Triplets can be what are known as Higher Order Multiples (HOM), which signifies more than two babies are being carried at one time. Although rare, it is entirely possible for women to conceive naturally with three babies. However, fertility assistance is the strongest influential factor when it comes to having triplets. The current estimate is that around 80-90 sets of HOM babies are born in Australia each year. So if you’re pregnant with triplets, be reassured that you are not alone.
Triplets can be either monozygotic – meaning they are formed after one fertilised egg has split into three identical embryos, or they are dizygotic – meaning they are formed from separate eggs. Polyzygotic
Triplets can also occur when there is a set of identical (or monozygotic) twins conceived + another egg is released which is then fertilised by another sperm. One very cute term which is used to describe the most common form of spontaneously conceived triplets – identical twins + a fraternal sibling is “A pair and a spare”. This means that the identical twins are always the same gender and exactly the same DNA but the “spare” could potentially be of the opposite sex and share no more characteristics than any other sibling.
One explanation for why multiples are more common in older women is because as the eggs get older, their quality diminishes and the chances of them splitting increases.
Ovarian production also tends to peak as women age; there is generally a spike in fertility before women enter their peri-menopausal years. Perhaps this is nature’s way of maximising the chances of a woman having another baby or two before she becomes infertile.
There are also theories about how the brain influences hormone levels and that hormonal imbalance in some women becomes more common. This then affects ovarian stimulation and how many eggs are supported to maturation each month.
Currently in Australia, the odds of naturally conceiving with triplets are around 1 in every 9000 births. Via fertility assistance, the likelihood increases to around 1 in every 40. By far the most likely way to conceive with triplets is to have fertility assistance and/or take medication which increases ovulation.

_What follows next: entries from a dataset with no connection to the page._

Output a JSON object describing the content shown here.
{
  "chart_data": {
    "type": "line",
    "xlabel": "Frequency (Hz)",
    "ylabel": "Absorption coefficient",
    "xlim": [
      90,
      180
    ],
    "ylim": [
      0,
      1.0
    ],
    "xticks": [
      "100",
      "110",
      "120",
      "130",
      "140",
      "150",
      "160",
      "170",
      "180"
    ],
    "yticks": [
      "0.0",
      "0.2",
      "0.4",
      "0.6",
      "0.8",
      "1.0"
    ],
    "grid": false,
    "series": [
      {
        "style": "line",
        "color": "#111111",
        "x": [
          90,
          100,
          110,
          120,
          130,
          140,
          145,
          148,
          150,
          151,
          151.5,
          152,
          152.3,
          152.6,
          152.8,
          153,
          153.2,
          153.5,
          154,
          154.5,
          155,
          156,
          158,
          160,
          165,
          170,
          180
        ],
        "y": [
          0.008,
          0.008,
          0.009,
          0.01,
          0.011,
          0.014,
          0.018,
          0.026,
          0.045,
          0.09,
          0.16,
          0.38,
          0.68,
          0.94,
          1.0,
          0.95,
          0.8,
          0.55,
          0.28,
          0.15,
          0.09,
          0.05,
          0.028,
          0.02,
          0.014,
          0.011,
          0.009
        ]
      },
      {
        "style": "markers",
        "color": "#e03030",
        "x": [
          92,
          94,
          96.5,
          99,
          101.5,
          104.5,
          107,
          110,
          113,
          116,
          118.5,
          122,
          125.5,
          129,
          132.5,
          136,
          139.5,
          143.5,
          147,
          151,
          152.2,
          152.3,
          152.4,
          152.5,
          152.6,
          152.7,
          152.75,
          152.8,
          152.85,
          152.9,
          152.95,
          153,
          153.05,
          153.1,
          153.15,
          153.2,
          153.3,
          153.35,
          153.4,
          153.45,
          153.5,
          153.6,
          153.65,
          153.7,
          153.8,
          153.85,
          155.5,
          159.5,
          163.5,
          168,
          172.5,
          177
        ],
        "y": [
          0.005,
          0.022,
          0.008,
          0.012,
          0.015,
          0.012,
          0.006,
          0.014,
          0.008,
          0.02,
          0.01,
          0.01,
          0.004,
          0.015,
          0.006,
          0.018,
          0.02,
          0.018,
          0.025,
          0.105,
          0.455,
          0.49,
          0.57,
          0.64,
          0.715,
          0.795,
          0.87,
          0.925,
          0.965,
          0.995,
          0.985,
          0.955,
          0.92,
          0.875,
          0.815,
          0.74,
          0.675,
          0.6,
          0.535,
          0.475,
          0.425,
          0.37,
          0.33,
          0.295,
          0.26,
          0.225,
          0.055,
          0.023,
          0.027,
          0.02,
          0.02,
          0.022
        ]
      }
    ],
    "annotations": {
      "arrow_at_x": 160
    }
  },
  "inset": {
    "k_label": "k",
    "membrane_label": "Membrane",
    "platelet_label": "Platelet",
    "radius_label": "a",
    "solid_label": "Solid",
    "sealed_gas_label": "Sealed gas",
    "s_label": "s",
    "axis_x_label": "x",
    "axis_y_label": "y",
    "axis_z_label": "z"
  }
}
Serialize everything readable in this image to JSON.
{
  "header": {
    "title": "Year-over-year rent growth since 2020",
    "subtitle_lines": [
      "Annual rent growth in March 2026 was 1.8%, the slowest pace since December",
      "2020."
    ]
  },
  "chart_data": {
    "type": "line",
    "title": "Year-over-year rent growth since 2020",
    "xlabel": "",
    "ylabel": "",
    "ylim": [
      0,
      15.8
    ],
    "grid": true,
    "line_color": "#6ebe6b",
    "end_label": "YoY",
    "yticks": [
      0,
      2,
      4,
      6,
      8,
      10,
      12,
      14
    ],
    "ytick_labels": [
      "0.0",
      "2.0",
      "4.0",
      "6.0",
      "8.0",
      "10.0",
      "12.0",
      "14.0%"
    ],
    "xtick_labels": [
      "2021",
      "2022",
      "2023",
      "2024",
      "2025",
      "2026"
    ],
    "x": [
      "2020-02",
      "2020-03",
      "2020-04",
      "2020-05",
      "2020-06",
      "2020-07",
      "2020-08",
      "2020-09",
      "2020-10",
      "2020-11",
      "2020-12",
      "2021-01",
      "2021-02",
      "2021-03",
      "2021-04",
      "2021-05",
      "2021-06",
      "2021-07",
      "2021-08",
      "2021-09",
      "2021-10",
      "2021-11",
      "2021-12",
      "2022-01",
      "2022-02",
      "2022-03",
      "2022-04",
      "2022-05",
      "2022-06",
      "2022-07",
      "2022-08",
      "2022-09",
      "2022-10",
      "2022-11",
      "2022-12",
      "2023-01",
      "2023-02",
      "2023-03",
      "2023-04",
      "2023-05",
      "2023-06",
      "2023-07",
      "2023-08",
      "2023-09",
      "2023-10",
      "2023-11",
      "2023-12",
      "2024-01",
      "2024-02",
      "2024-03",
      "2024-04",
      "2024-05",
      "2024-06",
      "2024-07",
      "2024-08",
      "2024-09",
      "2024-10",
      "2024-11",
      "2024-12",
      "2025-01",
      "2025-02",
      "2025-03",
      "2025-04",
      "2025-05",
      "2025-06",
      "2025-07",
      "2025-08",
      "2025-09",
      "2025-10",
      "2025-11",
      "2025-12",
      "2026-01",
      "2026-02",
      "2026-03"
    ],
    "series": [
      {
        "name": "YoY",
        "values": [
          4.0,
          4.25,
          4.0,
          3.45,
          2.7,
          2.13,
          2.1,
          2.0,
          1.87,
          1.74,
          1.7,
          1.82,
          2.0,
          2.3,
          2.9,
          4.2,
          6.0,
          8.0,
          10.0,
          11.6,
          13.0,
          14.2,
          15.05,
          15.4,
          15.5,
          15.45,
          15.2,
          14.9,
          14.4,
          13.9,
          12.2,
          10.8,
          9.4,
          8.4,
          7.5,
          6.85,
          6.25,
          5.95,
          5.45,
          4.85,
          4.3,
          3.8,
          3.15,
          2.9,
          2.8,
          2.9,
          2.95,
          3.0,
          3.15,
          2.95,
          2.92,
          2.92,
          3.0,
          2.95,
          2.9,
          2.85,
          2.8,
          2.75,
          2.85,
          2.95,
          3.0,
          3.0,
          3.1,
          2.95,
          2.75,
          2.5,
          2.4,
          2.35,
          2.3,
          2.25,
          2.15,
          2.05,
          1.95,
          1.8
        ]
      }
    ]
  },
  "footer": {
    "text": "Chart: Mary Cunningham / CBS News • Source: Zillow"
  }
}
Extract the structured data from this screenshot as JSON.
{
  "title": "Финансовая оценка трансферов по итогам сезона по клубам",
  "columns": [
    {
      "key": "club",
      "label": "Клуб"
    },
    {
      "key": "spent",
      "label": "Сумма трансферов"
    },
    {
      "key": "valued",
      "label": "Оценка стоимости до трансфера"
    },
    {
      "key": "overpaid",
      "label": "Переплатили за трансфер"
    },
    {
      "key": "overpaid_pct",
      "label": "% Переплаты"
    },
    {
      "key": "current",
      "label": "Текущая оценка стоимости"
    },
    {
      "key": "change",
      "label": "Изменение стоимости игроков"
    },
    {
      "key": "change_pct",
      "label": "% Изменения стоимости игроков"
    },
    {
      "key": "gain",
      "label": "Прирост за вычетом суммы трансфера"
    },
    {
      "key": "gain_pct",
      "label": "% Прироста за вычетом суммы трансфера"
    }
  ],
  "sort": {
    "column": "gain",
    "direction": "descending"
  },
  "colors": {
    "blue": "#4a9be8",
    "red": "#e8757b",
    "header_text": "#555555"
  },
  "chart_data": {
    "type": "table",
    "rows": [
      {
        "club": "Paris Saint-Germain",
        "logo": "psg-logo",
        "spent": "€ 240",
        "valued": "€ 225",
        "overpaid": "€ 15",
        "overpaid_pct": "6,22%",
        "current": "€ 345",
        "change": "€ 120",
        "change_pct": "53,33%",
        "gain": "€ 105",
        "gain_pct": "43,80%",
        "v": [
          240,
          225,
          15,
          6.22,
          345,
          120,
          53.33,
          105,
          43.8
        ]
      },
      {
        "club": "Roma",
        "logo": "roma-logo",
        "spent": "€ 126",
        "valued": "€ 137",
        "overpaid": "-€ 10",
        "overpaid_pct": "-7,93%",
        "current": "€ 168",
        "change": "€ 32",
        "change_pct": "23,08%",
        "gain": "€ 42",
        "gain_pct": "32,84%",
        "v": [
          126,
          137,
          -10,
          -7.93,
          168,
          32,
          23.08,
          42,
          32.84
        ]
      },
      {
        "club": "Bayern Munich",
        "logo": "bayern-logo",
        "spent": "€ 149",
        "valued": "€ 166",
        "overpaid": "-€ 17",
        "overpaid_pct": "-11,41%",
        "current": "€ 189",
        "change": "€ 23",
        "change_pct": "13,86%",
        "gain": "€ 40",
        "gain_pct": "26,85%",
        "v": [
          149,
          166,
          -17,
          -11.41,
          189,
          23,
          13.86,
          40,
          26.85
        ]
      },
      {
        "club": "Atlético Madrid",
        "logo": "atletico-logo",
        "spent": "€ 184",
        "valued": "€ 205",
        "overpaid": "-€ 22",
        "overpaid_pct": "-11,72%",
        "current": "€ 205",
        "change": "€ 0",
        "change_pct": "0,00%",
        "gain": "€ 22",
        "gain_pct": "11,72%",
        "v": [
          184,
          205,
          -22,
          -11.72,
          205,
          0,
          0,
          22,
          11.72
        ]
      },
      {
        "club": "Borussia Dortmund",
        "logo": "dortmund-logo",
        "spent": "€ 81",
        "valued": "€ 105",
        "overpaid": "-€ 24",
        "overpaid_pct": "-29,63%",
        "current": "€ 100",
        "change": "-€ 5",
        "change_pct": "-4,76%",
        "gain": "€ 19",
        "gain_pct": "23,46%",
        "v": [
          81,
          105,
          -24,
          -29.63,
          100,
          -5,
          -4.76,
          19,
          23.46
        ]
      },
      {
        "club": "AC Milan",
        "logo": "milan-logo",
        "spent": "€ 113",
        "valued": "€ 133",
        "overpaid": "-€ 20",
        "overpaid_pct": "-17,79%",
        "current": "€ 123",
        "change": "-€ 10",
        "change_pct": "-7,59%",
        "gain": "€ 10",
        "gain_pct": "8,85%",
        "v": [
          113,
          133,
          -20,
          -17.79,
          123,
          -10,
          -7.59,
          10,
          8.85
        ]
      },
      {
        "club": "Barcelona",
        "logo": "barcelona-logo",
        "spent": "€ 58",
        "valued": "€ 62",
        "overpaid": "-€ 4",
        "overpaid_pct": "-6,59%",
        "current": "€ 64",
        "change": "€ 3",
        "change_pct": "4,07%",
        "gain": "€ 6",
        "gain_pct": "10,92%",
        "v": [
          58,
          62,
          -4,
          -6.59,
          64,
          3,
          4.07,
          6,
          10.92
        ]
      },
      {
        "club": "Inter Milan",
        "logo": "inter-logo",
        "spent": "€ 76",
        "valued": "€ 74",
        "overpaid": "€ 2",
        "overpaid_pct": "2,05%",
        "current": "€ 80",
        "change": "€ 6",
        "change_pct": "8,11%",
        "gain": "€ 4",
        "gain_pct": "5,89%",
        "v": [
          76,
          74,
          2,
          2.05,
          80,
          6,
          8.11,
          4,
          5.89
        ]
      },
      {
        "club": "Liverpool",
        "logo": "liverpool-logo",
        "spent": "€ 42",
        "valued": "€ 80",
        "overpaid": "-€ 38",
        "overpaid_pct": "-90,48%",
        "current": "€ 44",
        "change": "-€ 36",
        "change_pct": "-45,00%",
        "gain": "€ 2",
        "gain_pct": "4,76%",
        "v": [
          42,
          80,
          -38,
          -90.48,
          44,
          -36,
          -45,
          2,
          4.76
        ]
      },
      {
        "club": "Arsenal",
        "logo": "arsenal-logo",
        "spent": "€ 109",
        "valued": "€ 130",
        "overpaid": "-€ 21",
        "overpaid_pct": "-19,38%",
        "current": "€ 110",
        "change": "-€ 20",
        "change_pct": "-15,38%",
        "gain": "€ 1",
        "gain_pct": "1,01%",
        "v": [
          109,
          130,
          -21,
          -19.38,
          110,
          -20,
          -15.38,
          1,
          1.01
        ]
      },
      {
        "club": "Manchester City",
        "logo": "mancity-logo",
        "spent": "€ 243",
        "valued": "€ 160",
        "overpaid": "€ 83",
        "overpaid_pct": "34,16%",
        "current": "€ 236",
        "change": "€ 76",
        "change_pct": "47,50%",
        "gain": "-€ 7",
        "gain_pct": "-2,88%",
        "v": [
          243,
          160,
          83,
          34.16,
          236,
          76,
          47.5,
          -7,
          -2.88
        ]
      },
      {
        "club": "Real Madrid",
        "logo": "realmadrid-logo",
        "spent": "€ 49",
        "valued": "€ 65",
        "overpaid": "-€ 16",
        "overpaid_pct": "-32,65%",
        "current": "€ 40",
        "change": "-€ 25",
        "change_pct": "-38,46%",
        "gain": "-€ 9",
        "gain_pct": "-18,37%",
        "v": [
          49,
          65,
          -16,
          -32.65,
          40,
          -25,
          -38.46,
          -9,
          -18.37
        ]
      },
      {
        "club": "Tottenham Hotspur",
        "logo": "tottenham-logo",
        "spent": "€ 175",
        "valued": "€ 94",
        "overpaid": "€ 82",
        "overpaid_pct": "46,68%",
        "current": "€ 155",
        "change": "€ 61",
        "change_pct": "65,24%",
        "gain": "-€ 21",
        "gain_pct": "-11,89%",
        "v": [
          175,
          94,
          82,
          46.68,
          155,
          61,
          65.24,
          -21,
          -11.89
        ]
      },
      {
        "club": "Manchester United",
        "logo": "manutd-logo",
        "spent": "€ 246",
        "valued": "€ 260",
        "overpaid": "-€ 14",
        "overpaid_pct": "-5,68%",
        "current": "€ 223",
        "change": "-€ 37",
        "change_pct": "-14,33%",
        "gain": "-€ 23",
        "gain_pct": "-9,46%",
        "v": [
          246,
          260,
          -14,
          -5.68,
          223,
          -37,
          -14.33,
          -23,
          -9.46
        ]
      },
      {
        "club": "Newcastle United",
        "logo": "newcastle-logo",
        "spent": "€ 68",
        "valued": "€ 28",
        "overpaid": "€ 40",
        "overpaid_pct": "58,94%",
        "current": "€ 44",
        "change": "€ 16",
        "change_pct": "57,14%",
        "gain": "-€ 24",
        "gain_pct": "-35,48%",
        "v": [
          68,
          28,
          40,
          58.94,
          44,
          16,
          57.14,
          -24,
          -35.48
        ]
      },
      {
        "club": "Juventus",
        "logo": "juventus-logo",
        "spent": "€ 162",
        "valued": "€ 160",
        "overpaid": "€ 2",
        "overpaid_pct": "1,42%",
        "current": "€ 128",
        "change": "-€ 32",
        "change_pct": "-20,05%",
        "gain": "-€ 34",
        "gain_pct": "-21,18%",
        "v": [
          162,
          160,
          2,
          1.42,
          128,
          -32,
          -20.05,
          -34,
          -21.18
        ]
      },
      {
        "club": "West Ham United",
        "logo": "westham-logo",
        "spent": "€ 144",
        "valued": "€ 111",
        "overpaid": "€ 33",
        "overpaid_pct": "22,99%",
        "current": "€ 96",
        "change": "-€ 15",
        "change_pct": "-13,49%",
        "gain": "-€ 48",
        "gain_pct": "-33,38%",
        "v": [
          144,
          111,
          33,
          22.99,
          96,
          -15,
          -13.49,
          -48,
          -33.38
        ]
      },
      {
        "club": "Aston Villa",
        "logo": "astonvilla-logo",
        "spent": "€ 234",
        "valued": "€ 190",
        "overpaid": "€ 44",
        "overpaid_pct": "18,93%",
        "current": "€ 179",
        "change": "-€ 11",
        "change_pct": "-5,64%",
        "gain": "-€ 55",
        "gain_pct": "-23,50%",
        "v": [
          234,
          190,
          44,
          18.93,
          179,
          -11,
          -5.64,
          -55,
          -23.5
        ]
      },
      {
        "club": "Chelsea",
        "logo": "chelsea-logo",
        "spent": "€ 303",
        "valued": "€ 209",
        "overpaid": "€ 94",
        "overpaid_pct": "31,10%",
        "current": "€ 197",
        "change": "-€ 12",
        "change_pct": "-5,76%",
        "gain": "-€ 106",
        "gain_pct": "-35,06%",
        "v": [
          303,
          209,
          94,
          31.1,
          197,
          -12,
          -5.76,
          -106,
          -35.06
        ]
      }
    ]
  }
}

If you come from a family where hyper ovulation occurs, e.g. when the ovaries release more than one egg each month, then you are more likely to conceive with multiples, including triplets.
There is nothing which you can consciously do to increase your chances. Other than having lots of sex when you are most fertile. Overall, this will increase your chances of conceiving with even one baby.
There does not seem to be any scientific evidence to support the theory that having identical multiples is influenced by heredity. It seems that the splitting of a fertilised egg happens at random. But hyper ovulation is certainly influenced by genetics, so women who come from families where non-identical multiples are common do have more chances of having their own multiple births.
By far the majority of triplets are born premature. This means that they do not reach full term and come before the normal gestational period for human babies which is 38-42 weeks. There are many reasons for this but generally it is because of a lack of room to grow any further in the mother’s uterus.
Most triplets are born between 32-34 weeks of gestation and caesarian section delivery is common. Smaller hospitals tend to refer mothers who are pregnant with triplets to larger, metropolitan or tertiary maternity hospitals. This is because of the availability of specialist staff and resources for both obstetric and premature baby care.
Shock, denial, terror and anxiety are the most common responses. Most parents find out they are expecting triplets when an ultrasound is done and three tiny embryos are seen on the screen. Multiples may be suspected beforehand due to exaggerated pregnancy symptoms, the use of fertility drugs or assistance, or alternately, a family history of multiple births. But suspecting triplets may perhaps be in your future and having this confirmed are very different realities.
Many couples emerge from the ultrasound office feeling numb and in shock. They know what they’ve been told and even what they’ve seen, but the reality of this can be too much to take in. There is no one right way to feel when being told that you’re having triplets.
Disbelief, coupled with denial that there must be some sort of mistake also helps to insulate parents from the reality. At least until there has been some time to let the magnitude of this news filter into their consciousness.
It is also common for couples to respond very differently to each other; one may be utterly delighted from the start and the other partner almost horrified. It can pay to just aim for a quiet few days to let the news settle into your brain and for rational thought to replace surging emotions. Don’t worry about the embryos “knowing” you’re less than delighted. This is impossible and their brains too immature to be capable of interpreting their parent’s reactions.
Be prepared for some interesting responses from your family and friends and even total strangers when you tell them you’re expecting triplets. Their responses are often so much more about how they would react given the same situation, rather than their feelings about your reality. Just be prepared to smile and try to ignore any negative comments.
Support from close family and friends, as well as multiple birth agencies will help you to process any nagging doubts and/or anxieties you’re bound to have.
It goes without saying that as well as the emotional processes involved in having triplets, there are a lot of financial and practical factors to consider as well.